The results of the Collaborative Project on Preterm and Small for Gestational Age Infants in the Netherlands, 1983, in regard to hyperbilirubinemia and neurodevelopmental outcome at two years of age are reported from the Division of Neonatology, Department of Pediatrics, University Hospital, Leiden, the Netherlands.

Children with minor and major handicaps had significantly greater maximal serum total bilirubin concentrations than children with a normal neurodevelopmental outcome (P = 0.02). An increase in prevalence of handicaps was found for each 50 mmol/L (2.9 mg/dL) increase of maximal serum total bilirubin concentration. The neurological abnormalities included cerebral palsy, seizures, hearing defects as well as retinopathy of prematurity. The risk of a handicap increased by 30% for each 2.9 mg/dL increase of maximal serum total bilirubin concentration (P = 0.02) suggesting a causal relationship. [1]

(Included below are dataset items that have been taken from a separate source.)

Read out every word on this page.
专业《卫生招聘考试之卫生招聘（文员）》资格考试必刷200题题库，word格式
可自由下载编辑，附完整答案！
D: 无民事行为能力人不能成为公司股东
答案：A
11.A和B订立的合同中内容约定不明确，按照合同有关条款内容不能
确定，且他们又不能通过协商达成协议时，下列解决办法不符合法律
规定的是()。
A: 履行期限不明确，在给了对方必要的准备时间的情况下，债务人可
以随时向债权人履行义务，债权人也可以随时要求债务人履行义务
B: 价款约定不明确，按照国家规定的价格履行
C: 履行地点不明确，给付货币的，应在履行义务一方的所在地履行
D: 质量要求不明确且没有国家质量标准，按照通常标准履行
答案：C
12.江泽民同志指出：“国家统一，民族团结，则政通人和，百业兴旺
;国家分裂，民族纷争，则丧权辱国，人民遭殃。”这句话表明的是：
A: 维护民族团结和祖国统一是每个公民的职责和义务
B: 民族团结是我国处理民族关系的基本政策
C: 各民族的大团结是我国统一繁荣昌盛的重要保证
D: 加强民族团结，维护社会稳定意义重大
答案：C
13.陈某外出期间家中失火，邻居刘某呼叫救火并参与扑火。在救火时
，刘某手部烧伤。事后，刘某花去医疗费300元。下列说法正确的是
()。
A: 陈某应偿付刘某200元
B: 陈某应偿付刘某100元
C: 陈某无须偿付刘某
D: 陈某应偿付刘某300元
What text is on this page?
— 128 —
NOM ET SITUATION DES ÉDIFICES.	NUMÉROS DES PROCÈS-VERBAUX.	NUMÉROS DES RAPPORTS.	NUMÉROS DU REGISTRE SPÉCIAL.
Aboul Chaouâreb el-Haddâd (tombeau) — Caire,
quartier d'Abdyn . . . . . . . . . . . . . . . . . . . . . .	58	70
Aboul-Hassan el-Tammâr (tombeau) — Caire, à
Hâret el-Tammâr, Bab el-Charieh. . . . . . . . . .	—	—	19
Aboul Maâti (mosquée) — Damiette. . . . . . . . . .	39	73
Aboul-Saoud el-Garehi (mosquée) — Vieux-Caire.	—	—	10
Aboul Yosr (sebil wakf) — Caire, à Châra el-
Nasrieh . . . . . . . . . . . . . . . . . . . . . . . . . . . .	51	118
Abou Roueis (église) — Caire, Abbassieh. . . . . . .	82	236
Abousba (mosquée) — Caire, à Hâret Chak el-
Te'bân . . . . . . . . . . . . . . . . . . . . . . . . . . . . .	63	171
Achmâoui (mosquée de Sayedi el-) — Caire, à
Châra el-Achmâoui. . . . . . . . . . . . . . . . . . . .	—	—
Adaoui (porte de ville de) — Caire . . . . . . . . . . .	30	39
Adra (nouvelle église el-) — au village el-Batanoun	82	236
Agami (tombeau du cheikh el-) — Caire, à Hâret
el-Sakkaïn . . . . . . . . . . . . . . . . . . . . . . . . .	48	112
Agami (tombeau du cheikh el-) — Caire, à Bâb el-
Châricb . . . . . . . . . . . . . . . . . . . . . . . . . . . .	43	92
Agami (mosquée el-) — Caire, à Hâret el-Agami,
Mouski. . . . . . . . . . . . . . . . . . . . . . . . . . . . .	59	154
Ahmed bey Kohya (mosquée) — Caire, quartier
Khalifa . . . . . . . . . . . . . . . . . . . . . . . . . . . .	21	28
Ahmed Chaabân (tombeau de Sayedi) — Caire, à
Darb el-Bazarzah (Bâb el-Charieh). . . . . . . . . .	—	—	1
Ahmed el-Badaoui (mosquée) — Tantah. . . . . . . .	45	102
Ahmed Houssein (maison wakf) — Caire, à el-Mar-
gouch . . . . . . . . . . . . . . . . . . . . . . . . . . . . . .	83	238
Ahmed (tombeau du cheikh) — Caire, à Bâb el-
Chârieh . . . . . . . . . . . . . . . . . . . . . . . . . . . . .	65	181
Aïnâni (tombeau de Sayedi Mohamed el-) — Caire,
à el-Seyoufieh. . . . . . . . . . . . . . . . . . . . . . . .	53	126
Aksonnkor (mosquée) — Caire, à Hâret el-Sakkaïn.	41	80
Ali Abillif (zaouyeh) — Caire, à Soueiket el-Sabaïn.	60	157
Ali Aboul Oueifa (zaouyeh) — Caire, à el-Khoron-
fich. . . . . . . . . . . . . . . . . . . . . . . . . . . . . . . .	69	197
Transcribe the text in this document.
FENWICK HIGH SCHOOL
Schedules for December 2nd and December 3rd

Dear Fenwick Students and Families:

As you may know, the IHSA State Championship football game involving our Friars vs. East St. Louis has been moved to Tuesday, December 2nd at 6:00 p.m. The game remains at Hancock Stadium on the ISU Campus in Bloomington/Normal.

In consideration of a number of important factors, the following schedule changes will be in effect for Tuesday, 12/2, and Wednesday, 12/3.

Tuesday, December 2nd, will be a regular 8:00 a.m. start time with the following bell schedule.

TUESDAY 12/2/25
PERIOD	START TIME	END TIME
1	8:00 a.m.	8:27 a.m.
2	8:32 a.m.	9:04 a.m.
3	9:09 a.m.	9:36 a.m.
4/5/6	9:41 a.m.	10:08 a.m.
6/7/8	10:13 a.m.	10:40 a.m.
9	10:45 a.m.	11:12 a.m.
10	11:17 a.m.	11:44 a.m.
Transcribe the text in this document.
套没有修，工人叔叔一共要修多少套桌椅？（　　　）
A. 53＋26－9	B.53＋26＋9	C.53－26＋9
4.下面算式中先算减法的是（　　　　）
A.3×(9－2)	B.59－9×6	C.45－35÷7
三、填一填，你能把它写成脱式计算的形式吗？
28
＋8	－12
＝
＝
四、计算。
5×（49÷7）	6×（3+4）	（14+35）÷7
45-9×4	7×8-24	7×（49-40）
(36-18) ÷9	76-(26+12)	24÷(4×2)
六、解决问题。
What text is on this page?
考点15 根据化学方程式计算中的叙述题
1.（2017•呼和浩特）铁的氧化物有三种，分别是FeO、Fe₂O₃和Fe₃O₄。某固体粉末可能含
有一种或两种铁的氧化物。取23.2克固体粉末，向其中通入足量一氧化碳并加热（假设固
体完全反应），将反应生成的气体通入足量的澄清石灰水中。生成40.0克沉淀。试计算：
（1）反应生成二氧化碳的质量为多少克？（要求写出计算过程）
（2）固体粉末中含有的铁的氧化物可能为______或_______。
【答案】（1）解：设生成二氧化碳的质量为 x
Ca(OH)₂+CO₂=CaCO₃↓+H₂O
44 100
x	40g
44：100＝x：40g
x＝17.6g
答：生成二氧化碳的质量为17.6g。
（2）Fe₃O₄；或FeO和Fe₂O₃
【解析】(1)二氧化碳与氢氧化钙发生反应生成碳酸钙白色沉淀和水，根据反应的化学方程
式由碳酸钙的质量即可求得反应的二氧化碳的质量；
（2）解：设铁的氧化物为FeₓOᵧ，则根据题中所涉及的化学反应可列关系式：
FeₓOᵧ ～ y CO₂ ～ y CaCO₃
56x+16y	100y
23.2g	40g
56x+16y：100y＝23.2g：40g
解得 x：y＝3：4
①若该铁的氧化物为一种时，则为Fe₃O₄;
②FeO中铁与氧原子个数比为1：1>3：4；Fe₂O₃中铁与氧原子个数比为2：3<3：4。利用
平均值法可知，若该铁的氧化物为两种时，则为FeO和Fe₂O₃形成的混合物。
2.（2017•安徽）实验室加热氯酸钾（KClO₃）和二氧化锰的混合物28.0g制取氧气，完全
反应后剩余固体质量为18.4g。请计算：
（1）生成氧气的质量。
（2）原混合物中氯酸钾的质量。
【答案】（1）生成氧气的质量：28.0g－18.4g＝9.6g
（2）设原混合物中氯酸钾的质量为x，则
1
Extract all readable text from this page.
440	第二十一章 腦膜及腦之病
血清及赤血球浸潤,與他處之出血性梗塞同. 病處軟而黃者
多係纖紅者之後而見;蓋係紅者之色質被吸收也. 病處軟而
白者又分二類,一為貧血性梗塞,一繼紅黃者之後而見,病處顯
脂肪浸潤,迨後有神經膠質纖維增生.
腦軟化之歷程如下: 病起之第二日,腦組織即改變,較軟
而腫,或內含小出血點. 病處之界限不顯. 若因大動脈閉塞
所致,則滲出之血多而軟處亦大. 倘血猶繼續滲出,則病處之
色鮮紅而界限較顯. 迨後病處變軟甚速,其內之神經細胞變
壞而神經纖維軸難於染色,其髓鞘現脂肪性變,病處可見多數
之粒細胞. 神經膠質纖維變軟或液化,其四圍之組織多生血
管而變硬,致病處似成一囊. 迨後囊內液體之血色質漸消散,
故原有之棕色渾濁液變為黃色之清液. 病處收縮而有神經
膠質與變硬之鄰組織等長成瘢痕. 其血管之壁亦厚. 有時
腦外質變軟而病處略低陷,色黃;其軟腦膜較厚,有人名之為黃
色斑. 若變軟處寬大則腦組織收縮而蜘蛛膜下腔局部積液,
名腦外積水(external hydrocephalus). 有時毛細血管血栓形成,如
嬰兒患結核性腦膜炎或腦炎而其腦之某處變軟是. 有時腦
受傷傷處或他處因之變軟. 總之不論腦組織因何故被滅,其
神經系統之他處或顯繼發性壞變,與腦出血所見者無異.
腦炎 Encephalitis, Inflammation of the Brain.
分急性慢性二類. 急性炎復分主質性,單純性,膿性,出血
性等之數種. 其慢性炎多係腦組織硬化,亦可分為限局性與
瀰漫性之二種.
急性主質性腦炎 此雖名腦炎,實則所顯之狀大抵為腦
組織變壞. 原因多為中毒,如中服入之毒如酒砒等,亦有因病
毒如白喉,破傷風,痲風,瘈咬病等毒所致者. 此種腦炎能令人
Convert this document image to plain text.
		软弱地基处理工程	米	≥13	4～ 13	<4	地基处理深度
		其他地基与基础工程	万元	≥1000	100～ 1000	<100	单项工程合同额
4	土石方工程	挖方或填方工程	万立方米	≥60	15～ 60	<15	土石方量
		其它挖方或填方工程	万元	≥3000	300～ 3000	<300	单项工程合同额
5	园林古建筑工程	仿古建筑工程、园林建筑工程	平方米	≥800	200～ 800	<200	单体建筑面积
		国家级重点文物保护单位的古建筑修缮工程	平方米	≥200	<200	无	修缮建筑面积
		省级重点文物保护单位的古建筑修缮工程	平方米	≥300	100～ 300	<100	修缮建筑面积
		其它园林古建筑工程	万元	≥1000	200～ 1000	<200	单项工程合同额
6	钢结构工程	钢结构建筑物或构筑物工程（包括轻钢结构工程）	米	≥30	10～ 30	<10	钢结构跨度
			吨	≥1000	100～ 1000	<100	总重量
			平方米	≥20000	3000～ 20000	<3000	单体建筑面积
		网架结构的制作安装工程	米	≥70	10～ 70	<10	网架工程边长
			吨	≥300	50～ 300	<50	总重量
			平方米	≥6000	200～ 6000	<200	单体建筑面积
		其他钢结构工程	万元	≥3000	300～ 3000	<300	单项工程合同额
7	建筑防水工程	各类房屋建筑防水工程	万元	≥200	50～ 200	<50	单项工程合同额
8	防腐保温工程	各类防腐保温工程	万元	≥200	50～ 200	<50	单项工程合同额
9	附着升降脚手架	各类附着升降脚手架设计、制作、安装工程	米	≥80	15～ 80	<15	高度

COMMENT. In the same issue, Newman TB and Maisels MJ comment that the strength of the association between bilirubin levels and brain damage in the present study was insufficiently precise to provide evidence of a strong causal relationship. The 95% confidence interval was wide, the association has not been consistent in other studies, and panic about bilirubin in the 6-12 mg/dL range is premature. They note that the NICHD collaborative phototherapy trial showed that bilirubin levels were reduced significantly by 4 mg/dL but this did not reduce the incidence of motor deficits or cerebral palsy and there was no effect on IQ scores. They estimate that even if the hyperbilirubinemia was toxic and causally related to neurologic damage, about 33 premature infants would need to be treated to prevent one case of neurologic handicap. To achieve similar benefit in term infants the number to be treated would be 333. Further studies are suggested.